Since When Is Yoga Practice Pretty?
*DISCLAIMER -- Joan, I apologize in advance for the curse words!*
The gorgeous, graceful, perfectly timed yoga video… We’ve all seen them. Yoga practitioners going about their yoga practices with ease, making every posture look mastered and ethereal. Movements are calm and the breath is steady. Sometimes these students are even smiling, as if privy to some otherworldly realm that has tickled their funny bone; not an ounce of sweat broken.
Are you fucking high??? Real yoga doesn’t look like that!
The Ashtanga practice is difficult and unglamorous. When practicing with intention, most students will start sweating profusely within the first 10 minutes of movement. The breathing is loud and sometimes labored. Involuntary grunts, burps, and farts escape practitioners, often to their horror. Pristine yoga clothes start to sag and droop with every asana, as hair begins to look like something from the pages of Where The Wild Things Are.

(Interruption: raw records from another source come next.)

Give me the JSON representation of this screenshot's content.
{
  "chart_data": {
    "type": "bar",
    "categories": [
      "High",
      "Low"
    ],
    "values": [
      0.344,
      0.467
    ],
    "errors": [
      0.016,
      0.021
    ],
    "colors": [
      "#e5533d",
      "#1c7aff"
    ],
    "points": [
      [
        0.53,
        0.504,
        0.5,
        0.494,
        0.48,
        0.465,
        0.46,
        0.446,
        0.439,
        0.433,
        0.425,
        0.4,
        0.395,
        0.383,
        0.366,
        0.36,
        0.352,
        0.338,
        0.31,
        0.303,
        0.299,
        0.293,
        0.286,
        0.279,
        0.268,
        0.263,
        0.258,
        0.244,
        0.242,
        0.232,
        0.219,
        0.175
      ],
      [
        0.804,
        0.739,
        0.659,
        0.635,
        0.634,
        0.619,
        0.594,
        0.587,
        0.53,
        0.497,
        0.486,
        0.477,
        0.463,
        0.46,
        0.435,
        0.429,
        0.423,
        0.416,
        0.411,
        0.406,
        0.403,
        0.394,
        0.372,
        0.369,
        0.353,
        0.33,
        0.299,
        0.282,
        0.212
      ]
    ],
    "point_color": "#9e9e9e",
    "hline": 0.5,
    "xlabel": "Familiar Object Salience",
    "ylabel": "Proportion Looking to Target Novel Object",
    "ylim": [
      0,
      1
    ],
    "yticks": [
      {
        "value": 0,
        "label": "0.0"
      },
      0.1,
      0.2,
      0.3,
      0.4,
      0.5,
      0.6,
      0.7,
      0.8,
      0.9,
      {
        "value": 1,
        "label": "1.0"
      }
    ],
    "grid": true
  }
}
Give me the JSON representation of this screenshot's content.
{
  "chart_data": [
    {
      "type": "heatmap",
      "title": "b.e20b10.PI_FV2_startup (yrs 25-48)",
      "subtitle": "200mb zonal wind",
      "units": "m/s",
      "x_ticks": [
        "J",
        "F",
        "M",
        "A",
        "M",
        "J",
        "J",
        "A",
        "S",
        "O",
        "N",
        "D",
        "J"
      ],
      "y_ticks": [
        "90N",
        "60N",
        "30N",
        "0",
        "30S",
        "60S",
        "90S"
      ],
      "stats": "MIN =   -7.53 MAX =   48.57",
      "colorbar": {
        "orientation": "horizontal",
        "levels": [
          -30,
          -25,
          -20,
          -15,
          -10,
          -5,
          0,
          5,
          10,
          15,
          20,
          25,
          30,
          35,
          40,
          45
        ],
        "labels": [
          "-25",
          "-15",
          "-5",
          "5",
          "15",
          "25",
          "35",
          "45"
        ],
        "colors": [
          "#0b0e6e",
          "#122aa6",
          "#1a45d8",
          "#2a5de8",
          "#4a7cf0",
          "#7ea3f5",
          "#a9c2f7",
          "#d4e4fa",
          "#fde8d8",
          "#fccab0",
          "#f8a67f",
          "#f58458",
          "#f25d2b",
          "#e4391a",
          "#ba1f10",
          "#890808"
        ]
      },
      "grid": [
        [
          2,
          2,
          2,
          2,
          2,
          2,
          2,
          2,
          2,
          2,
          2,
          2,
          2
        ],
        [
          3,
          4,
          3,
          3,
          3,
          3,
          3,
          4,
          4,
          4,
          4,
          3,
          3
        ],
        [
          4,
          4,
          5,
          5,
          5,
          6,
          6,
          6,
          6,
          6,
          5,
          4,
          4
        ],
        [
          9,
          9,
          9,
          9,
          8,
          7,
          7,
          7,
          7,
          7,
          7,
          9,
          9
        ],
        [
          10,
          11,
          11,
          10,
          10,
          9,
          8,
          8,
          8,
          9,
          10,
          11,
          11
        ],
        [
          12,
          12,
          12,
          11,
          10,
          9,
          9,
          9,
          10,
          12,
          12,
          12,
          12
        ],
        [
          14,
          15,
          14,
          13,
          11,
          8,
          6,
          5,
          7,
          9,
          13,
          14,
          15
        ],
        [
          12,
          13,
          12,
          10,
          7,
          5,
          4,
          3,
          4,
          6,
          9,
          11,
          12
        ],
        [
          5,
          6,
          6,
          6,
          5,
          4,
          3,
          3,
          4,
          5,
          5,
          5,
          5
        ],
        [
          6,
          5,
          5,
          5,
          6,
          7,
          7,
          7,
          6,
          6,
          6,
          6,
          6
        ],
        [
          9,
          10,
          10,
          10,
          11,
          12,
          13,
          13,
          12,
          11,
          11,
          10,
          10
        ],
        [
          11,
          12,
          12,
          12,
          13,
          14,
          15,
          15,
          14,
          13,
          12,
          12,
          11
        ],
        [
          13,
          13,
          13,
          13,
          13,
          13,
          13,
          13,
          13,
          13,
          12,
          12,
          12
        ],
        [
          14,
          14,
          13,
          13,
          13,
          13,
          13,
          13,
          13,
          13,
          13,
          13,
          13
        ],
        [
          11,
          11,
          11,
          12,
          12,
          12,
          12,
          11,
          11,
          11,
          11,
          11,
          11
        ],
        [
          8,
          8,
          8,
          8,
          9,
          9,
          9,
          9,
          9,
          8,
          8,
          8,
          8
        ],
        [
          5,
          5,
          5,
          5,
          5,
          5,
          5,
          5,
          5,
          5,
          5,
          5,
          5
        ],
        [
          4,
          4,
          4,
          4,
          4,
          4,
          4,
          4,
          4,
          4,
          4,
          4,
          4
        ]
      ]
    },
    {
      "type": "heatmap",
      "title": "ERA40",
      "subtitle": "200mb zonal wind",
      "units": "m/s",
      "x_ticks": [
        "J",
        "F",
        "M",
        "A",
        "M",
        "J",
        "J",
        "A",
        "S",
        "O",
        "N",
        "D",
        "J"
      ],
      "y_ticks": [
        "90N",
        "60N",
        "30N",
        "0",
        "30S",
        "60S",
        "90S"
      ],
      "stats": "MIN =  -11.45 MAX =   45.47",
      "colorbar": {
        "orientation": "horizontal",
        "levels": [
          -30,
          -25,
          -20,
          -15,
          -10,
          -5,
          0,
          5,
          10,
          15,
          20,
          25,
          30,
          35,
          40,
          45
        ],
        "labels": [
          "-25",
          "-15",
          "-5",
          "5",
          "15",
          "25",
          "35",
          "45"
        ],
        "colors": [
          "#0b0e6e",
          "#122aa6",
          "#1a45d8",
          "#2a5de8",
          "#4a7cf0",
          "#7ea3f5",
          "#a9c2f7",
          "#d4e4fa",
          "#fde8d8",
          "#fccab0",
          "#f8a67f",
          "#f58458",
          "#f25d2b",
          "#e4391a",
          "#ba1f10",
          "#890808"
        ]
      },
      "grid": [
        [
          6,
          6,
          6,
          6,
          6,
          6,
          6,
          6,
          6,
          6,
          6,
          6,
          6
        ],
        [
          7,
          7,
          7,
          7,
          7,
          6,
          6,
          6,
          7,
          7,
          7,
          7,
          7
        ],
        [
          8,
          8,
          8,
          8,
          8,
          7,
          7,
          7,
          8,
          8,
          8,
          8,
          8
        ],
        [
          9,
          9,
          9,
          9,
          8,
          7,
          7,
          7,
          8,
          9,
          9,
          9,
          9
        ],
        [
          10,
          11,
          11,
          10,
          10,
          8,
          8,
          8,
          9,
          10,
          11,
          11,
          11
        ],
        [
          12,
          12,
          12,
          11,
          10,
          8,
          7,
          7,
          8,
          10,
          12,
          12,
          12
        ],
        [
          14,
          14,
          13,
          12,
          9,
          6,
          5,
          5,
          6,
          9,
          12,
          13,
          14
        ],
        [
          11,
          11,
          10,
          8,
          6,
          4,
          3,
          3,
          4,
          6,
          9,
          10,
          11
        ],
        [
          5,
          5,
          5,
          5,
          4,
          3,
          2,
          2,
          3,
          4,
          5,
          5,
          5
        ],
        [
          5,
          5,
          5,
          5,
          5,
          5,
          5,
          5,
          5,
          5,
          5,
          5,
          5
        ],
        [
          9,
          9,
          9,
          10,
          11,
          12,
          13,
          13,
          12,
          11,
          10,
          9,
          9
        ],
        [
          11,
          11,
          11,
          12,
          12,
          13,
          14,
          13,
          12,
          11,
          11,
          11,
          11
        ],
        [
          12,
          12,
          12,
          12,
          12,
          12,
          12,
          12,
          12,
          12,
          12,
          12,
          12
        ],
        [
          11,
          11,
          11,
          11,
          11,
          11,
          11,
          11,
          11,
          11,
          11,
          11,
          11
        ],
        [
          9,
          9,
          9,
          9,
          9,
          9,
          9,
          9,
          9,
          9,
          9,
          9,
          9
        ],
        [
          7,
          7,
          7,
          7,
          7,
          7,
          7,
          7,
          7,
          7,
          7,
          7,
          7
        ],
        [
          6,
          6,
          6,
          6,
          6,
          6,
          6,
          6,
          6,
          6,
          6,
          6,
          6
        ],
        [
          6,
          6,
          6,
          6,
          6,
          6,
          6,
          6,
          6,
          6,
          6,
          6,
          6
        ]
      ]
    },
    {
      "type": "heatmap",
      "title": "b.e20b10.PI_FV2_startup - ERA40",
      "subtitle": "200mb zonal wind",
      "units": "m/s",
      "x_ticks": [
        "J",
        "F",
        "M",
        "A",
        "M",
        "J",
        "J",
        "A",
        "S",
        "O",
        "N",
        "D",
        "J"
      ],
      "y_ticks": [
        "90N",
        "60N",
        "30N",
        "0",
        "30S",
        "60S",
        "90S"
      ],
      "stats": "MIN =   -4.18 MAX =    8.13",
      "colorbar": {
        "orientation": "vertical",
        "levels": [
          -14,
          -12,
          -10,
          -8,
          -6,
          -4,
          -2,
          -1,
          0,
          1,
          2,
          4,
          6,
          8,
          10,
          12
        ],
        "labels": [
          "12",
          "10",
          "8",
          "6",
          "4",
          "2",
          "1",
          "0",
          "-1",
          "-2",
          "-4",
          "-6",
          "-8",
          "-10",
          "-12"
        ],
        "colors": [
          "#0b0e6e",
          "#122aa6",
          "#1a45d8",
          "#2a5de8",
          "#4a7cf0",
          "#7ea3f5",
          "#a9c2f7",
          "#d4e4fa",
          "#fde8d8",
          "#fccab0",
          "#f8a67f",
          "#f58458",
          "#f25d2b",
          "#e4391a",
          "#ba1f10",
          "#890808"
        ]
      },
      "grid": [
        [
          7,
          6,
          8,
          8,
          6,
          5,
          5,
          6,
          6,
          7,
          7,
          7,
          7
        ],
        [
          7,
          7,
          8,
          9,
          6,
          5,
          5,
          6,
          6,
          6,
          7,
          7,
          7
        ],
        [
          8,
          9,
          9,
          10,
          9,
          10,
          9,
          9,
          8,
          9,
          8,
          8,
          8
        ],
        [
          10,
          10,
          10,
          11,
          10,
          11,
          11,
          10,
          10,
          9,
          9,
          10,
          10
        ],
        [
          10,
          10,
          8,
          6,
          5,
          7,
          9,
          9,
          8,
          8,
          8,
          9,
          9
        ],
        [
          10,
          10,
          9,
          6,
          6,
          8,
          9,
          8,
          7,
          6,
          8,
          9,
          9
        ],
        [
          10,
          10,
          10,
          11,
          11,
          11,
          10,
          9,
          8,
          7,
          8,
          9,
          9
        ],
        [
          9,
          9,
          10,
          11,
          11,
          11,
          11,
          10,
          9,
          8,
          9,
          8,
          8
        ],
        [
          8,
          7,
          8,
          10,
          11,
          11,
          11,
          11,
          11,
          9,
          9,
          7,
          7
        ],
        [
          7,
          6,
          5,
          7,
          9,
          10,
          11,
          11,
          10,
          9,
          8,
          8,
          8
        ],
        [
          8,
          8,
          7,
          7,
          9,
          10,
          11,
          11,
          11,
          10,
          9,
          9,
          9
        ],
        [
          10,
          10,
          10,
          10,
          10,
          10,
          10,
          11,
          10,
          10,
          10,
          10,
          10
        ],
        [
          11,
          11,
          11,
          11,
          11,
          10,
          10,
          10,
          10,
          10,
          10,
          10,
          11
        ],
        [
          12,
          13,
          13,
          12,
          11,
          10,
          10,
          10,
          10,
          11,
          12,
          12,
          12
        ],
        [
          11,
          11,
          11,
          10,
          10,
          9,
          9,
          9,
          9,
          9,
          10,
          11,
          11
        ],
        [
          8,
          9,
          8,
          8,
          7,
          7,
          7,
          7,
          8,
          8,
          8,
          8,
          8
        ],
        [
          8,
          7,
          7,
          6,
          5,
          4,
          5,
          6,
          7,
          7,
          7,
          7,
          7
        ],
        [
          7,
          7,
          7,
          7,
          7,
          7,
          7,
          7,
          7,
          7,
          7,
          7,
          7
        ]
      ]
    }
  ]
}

That shit’s not cute. Trust me.
And that’s okay! Because yoga isn’t supposed to be cute. Yoga isn’t about your great outfit or your lovely hair. It has nothing to do with how you effortlessly get into Marichyasana D or how you beautifully transition from Supta Kurmasana to Bakasana. And makeup? Well, fuck that. Who wears makeup when practicing yoga anyway? If you want your face to slide off mid practice, go ahead. But I don’t recommend it.
My piece of advice: Don’t compare yourself to someone else. Just do your practice, regardless of what it looks like. And know that the uglier it looks, the better it is. An ugly, sweaty, farty practice means that you’re REALLY trying. And that’s all that matters.